We had been anticipating the third motoring conference for two years and were finally able to welcome it. The conference was planned as a kind of duel between the pandemic and the organisers.
Thomas Ulrich and Anders D. Clausager, who courageously and successfully organised the first two events on their own, one in Mulhouse (2017) and one in Louwman (2019), were more than successful. They have always been able to gather up to 100 listeners and deliver approximately twenty good and varied presentations. The conferences are biannual.
The Cultural Commission found itself on its way to its organisation in the midst of the previous one’s preparations. Due to other projects, our conversation with Ulrich shifted to the conference, and he invited us to attend. However, I must admit that it took some convincing on my part to make cooperation with FIVA at the conference a win-win situation and to make the conference recognisable. I’m not sure where the distrust stems from, but FIVA has never dealt with anything like this before. We are more concerned with the practical application of historical vehicles than with their theoretical aspects. However, one cannot exist without the other. And certainly not as part of the Cultural Commission’s work.
In the end, the organisation became so complicated that I doubt the conference would have happened at all if our secretary Gian Mario Mollar had not come to the rescue. Organisation at a distance can be challenging, especially when dealing with Italy and you don’t speak the language, nor can you control things from a thousand kilometres away.
All that matters today is that we completed the conference successfully. It was attended by about 100 listeners, including individuals from Australia and the United States, who listened to 20 excellent lectures.

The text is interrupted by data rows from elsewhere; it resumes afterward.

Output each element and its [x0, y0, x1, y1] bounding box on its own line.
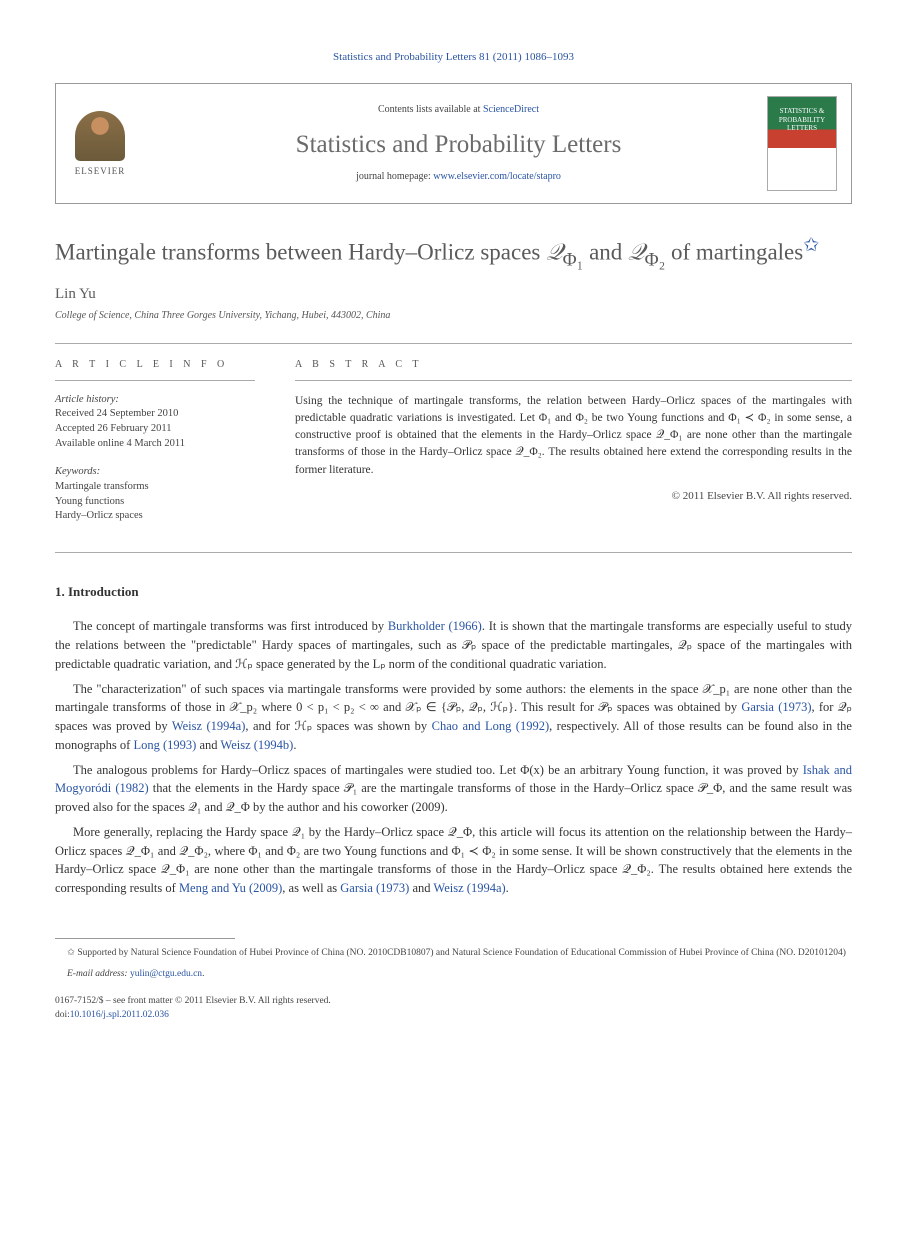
abstract-label: A B S T R A C T [295, 358, 852, 381]
info-abstract-row: A R T I C L E I N F O Article history: R… [55, 343, 852, 554]
issn-line: 0167-7152/$ – see front matter © 2011 El… [55, 995, 852, 1008]
ref-weisz-1994a-b[interactable]: Weisz (1994a) [433, 881, 505, 895]
info-label: A R T I C L E I N F O [55, 358, 255, 381]
ref-long-1993[interactable]: Long (1993) [133, 738, 196, 752]
keyword-1: Martingale transforms [55, 480, 255, 495]
history-online: Available online 4 March 2011 [55, 437, 255, 452]
elsevier-tree-icon [75, 111, 125, 161]
p2-t10: . [293, 738, 296, 752]
abstract-column: A B S T R A C T Using the technique of m… [275, 358, 852, 539]
p4-t2: , as well as [282, 881, 340, 895]
title-sub2: Φ₂ [645, 250, 666, 271]
ref-garsia-1973[interactable]: Garsia (1973) [741, 700, 811, 714]
doi-line: doi:10.1016/j.spl.2011.02.036 [55, 1009, 852, 1022]
intro-para-1: The concept of martingale transforms was… [55, 617, 852, 673]
p1-t0: The concept of martingale transforms was… [73, 619, 388, 633]
funding-footnote: ✩ Supported by Natural Science Foundatio… [55, 947, 852, 960]
title-mid: and [583, 240, 628, 265]
article-history-block: Article history: Received 24 September 2… [55, 393, 255, 452]
footer-block: 0167-7152/$ – see front matter © 2011 El… [55, 995, 852, 1022]
ref-burkholder-1966[interactable]: Burkholder (1966) [388, 619, 482, 633]
p4-t6: . [506, 881, 509, 895]
keywords-block: Keywords: Martingale transforms Young fu… [55, 465, 255, 524]
journal-cover-thumbnail: STATISTICS & PROBABILITY LETTERS [767, 96, 837, 191]
intro-heading: 1. Introduction [55, 583, 852, 601]
ref-meng-yu-2009[interactable]: Meng and Yu (2009) [179, 881, 282, 895]
p3-t0: The analogous problems for Hardy–Orlicz … [73, 763, 803, 777]
email-suffix: . [202, 969, 204, 979]
history-received: Received 24 September 2010 [55, 407, 255, 422]
history-title: Article history: [55, 393, 255, 408]
header-citation: Statistics and Probability Letters 81 (2… [55, 50, 852, 65]
keywords-title: Keywords: [55, 465, 255, 480]
doi-link[interactable]: 10.1016/j.spl.2011.02.036 [70, 1010, 169, 1020]
title-footnote-star: ✩ [803, 235, 819, 256]
journal-center: Contents lists available at ScienceDirec… [150, 103, 767, 184]
ref-weisz-1994b[interactable]: Weisz (1994b) [220, 738, 293, 752]
page-container: Statistics and Probability Letters 81 (2… [0, 0, 907, 1062]
author-email-link[interactable]: yulin@ctgu.edu.cn [130, 969, 202, 979]
email-footnote: E-mail address: yulin@ctgu.edu.cn. [55, 968, 852, 981]
article-info-column: A R T I C L E I N F O Article history: R… [55, 358, 275, 539]
author-affiliation: College of Science, China Three Gorges U… [55, 309, 852, 323]
intro-para-3: The analogous problems for Hardy–Orlicz … [55, 761, 852, 817]
intro-para-2: The "characterization" of such spaces vi… [55, 680, 852, 755]
journal-header-box: ELSEVIER Contents lists available at Sci… [55, 83, 852, 204]
keyword-2: Young functions [55, 495, 255, 510]
intro-para-4: More generally, replacing the Hardy spac… [55, 823, 852, 898]
title-sub1: Φ₁ [563, 250, 584, 271]
doi-label: doi: [55, 1010, 70, 1020]
keyword-3: Hardy–Orlicz spaces [55, 509, 255, 524]
history-accepted: Accepted 26 February 2011 [55, 422, 255, 437]
contents-line: Contents lists available at ScienceDirec… [150, 103, 767, 117]
footnote-separator [55, 938, 235, 939]
ref-chao-long-1992[interactable]: Chao and Long (1992) [432, 719, 549, 733]
sciencedirect-link[interactable]: ScienceDirect [483, 104, 539, 115]
homepage-link[interactable]: www.elsevier.com/locate/stapro [433, 171, 561, 182]
title-math2: 𝒬 [628, 240, 645, 265]
ref-weisz-1994a[interactable]: Weisz (1994a) [172, 719, 246, 733]
journal-name: Statistics and Probability Letters [150, 127, 767, 162]
elsevier-logo: ELSEVIER [70, 109, 130, 179]
title-part1: Martingale transforms between Hardy–Orli… [55, 240, 546, 265]
ref-garsia-1973-b[interactable]: Garsia (1973) [340, 881, 409, 895]
title-part2: of martingales [665, 240, 803, 265]
email-label: E-mail address: [67, 969, 130, 979]
p2-t0: The "characterization" of such spaces vi… [55, 682, 852, 715]
elsevier-label: ELSEVIER [75, 165, 126, 178]
abstract-text: Using the technique of martingale transf… [295, 393, 852, 479]
p4-t4: and [409, 881, 433, 895]
homepage-prefix: journal homepage: [356, 171, 433, 182]
article-title: Martingale transforms between Hardy–Orli… [55, 234, 852, 273]
author-name: Lin Yu [55, 284, 852, 305]
contents-prefix: Contents lists available at [378, 104, 483, 115]
title-math1: 𝒬 [546, 240, 563, 265]
cover-label: STATISTICS & PROBABILITY LETTERS [772, 107, 832, 132]
p3-t2: that the elements in the Hardy space 𝒫₁ … [55, 781, 852, 814]
homepage-line: journal homepage: www.elsevier.com/locat… [150, 170, 767, 184]
p2-t4: , and for ℋₚ spaces was shown by [245, 719, 431, 733]
p2-t8: and [196, 738, 220, 752]
abstract-copyright: © 2011 Elsevier B.V. All rights reserved… [295, 489, 852, 504]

The conference’s goal was to familiarise attendees with the various facets of the world of historic vehicles. From the incredible story of dancer Isadora Duncan, who died after her scarf became entangled in the wheel of a car (Joris Bergsma) and broke her neck, to the story of Dr Stefan Dierkes, who described how Pietro Frua created his concept vehicles in just six weeks. Dr Susan Grunewald gave us an overview of the Soviet car scene, and Sandro Binelli talked about his project, the research of Mille Miglia VIN numbers. Hans Lipp presented statistics on global car production from 1886 to 1918, Erich Karsholt talked about Danish manufacturers, Karl Ludvigsen introduced the European-world project from 1930, Aleksandar Vidojković talked about how to research the local history of vehicles using multidisciplinary procedures, Dr Elton McGoun discussed pre-war and sports cars in Europe, Dr Wolfgang Munzinger told an interesting and somewhat different story about the car as a “mechanical” mistress, Roland Dhondt discussed the development of tyres and wheels, Tobias Baldus discussed the development of car posters until 1914, and Dr Pál Négyesi provided an overview of the Hungarian industry.
We had an interesting weekend, and the atmosphere at the conference surprised me. Everyone was at ease, everyone was lecturing with enthusiasm and special energy, and the director of MAUTO, the Italian National Museum, who hosted the conference, occasionally jumped into the lecture with some interesting information and made it even more interesting. Did you know that D’Annunzio’s letter of gratitude to Giovanni Agnelli in 1926, when the latter gave him a Fiat 509 cabriolet, marked the beginning of the “female car” era in Italy?
In 2024, the Cultural Commission at FIVA will take over a significant portion of the organisation, under the supervision of Thomas Ulrich and Anders D. Clausager. We already have a location in Munich. Furthermore, the organisers do not support hybrid forms of the conference, so I had to persuade them that this is a necessary evil in this day and age. They are concerned that people will not attend the conferences in person, which is required for the sake of quality. Although online lectures are popular, it has been discovered that the focus of participants and listeners is significantly lower. Videoconferencing has been shown to cause anxiety, social isolation, and emotional exhaustion, owing to a lack of social contact with other individuals. We eventually agreed to hold the conference in 2024 in a hybrid form, with access limited to those who signed up.
The Turin conference was very refreshing. Perhaps an unusual term for a conference, but I can’t think of a better way to put it. This is most likely due to the atmosphere that prevailed during the two days of lectures. I’ve met a lot of interesting people, including those who are passionate about the history of historic vehicles but do not own any cars. Also present were members of the Cultural Commission, the Motorcycles Commission, a representative from the Legislative Commission, our Secretary, President Tiddo Bresters, ASI President Alberto Scuro, and, of course, Mariella Mengozzi (MAUTO). After thousands of Zoom meetings in the last two years where we couldn’t agree on anything, the conference was a great way to improve our projects and work within the Commission.
The Commission also organised a thematic exhibition to commemorate the tenth anniversary of the Charter of Turin as part of the conference. The FIVA General Assembly adopted the Charter in October 2012, which has since become the central document upon which the guidelines for the preservation and restoration of historic vehicles have been established. This time, we interpreted the document in a slightly more lighthearted and relaxed manner in order to reach as many people as possible. The comics will be distributed as part of the Cultural Commission’s presentation at the General Assembly in Sofia.